Et c’est ce qui s’est passé lundi avec une résolution proposée par le Mexique. Le texte mexicain était très axé sur l’angle médical de la pandémie, appelant à un « accès équitable » aux « futurs vaccins ». Il était dans les tuyaux depuis deux semaines et a été voté de facto. Mais le texte souligne aussi le rôle crucial joué par l’OMS. Or, Donald Trump ayant retiré le soutien américain à l’organisation, les diplomates américains onusiens ont voulu se rétracter lundi quand ils s’en sont rendu compte. Ils ont essayé de bloquer l’adoption de ce texte après le délai réglementaire, mais l’ONU leur a expliqué que c’était légalement impossible.

Nouvelle dynamique

C’est un camouflet pour les États-Unis, l’un des cinq membres permanents qui a le droit de veto au Conseil de sécurité. Pourtant on constate aussi que ce changement de modalités de vote à l’Assemblée générale à des effets bénéfiques. Rien que pour combler le vide laissé par le silence « irresponsable » du Conseil de sécurité, selon de nombreux diplomates, heureusement que les pays de l’AG se sont mis d’accord sur ce vote par défaut. Ces résolutions proposées en Assemblée permettent de montrer au public que les Nations unies fonctionnent malgré le blocage du Conseil par les trois grands successivement. Comme Russie, puis Chine et États-Unis ne savent pas se mettre d’accord, c’est à l’AG que l’ONU a émis sa première résolution pour soutenir l’appel au cessez-le-feu d’Antonio Guterres dans le contexte du Covid-19.

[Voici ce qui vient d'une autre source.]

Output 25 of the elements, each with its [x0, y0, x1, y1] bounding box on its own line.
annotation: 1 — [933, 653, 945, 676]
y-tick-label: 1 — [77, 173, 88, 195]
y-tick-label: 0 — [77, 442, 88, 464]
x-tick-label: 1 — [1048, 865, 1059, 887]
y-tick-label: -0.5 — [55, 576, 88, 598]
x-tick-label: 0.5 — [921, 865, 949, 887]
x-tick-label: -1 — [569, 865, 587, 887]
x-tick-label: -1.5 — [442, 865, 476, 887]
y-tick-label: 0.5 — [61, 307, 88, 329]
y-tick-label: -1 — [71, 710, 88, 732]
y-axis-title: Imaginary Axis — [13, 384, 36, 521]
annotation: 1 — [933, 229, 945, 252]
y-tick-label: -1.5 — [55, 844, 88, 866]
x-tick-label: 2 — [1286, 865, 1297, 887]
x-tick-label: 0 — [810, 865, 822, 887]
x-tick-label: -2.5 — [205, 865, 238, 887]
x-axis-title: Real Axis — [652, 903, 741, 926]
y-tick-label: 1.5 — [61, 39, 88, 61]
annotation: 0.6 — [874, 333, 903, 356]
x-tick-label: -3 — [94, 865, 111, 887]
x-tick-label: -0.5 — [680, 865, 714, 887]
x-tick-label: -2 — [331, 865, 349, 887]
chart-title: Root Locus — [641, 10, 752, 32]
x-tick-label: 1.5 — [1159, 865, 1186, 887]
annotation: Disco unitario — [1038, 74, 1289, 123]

Ensuite, ce système donne un peu plus une impression de poids égalitaire entre les pays, alors que les diplomates se plaignent d’habitude de l’hégémonie des cinq pays qui ont le droit de véto au Conseil de sécurité. Là, n’importe quelle délégation peut bloquer le texte d’une autre, mais aussi, a contrario, se confronter au mécontentement de tous si elle bloque un texte qui nuit à l’intérêt général. C’est ainsi que la Russie n’a pas osé bloquer cette résolution appelant au cessez-le-feu. Alors que dans le petit club du Conseil de sécurité, elle n’hésite pas à bloquer les choses, par exemple lorsque cela nuit à ses projets en Syrie ou en Libye.

Du coup, on assiste à des propositions assez prolifiques, à un regain de dynamisme. Maintenant, il faut bien garder en tête l’impact limité qu’ont les résolutions de l’Assemblée générale. Elles n’obligent à rien malheureusement, contrairement aux résolutions du Conseil qui contraignent juridiquement les pays qui les enfreignent. Mais tout de même, cette nouvelle méthode pourrait presser des envies de réforme dans cette institution grippée, après le retour à la normale.